2023年3月、東証は「資本コストや株価を意識した経営の実現に向けた対応について」を発表、株式市場では低PBR(株価純資産倍率)の企業が多い状態が是正されることへの期待感が高まりました。
その後、株価は大きく上昇しましたが、PBRの上昇による影響は限定的です。3月末に比べPBRは0.13倍上昇したものの、BPS(1株当たり純資産)も9%増加しています。更に2022年度決算では、増益となり、総還元性向が上昇したにも関わらずROE(自己資本利益率)は低下しています。
2022年度決算発表時には資本効率向上を意識した発表が相次ぎました。多くの企業が増配、自社株買い枠設定を公表しています。また、持続的な資本効率の向上のために欠かせない、適切な事業ポートフォリオの構築を意識したと思われる企業側からのメッセージ発信も多数公表されました。今後はこうした、WACC(加重平均資本コスト)やROIC(投下資本利益率)を意識した経営を行う企業とそうでない企業との株式市場での評価の格差拡大が予想されます。
2.バリュエーション
そもそも株価水準が説明不能なほど割高であれば33年ぶりの水準を回復することはなかったでしょう。次は、33年前と足元の株価の割高・割安感を比較してみることにしましょう。
33年前のPER(株価収益率)は41.1倍で、益利回り2.4%と、現在の14.8倍をはるかに上回る高さでした。なお当時の10年国債利回りは5.26%で、益利回りを大きく上回り、一般的な投資理論で株価水準を説明することは困難です。対して今回は、短期的にPERは上昇しているものの、十分に説明可能なPER水準です。

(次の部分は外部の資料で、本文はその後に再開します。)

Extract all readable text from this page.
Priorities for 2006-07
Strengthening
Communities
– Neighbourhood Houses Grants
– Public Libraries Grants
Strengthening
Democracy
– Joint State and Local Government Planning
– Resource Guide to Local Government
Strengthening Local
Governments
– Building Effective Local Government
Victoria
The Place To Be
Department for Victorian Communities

33年前のPBRは3.86倍と、現在の1.44倍を大きく上回っています。加えて、当時の一般的な日本企業の自己資本比率は20%台で、現在の40%前後に比べると低く、外部環境や金融環境の変化に脆弱な構造でした。現在では十分に資本蓄積が進み、資本効率を意識した経営が企業に求められるようになっています。
3.業績モメンタム
株価に最も影響が強い企業業績がしっかりしていなければ、33年ぶりの水準に達することはなかったでしょう。最後に、世界と、我が国の足元での企業業績の方向性を見てみることにしましょう。
下の図は、 主要国・地域のリビジョン・インデックスです。1を上回っていれば企業業績が上方修正優勢であることを示します。2022年夏場以降、インフレ高進と金融引き締めの影響が懸念され、企業業績の下方修正優勢な状態が続いてきました。ただ、足元では米国の政策金利引き上げ局面終了観測などからリビジョン・インデックスは下げ止まりや反転の傾向がみられます。
下の図は、 日本の主要業種グループのリビジョン・インデックスです。こちらはゼロを上回っていれば企業業績が上方修正優勢であることを示します。足元では、素材を除く全ての業種グループで急速にリビジョン・インデックスが改善していることがわかります。
世界的に業績モメンタムが改善し投資家のリスク許容度が高まったこと、中でも日本では幅広い業種で業績モメンタムが改善していることが33年ぶりの株価水準を回復した背景にあると考えられます。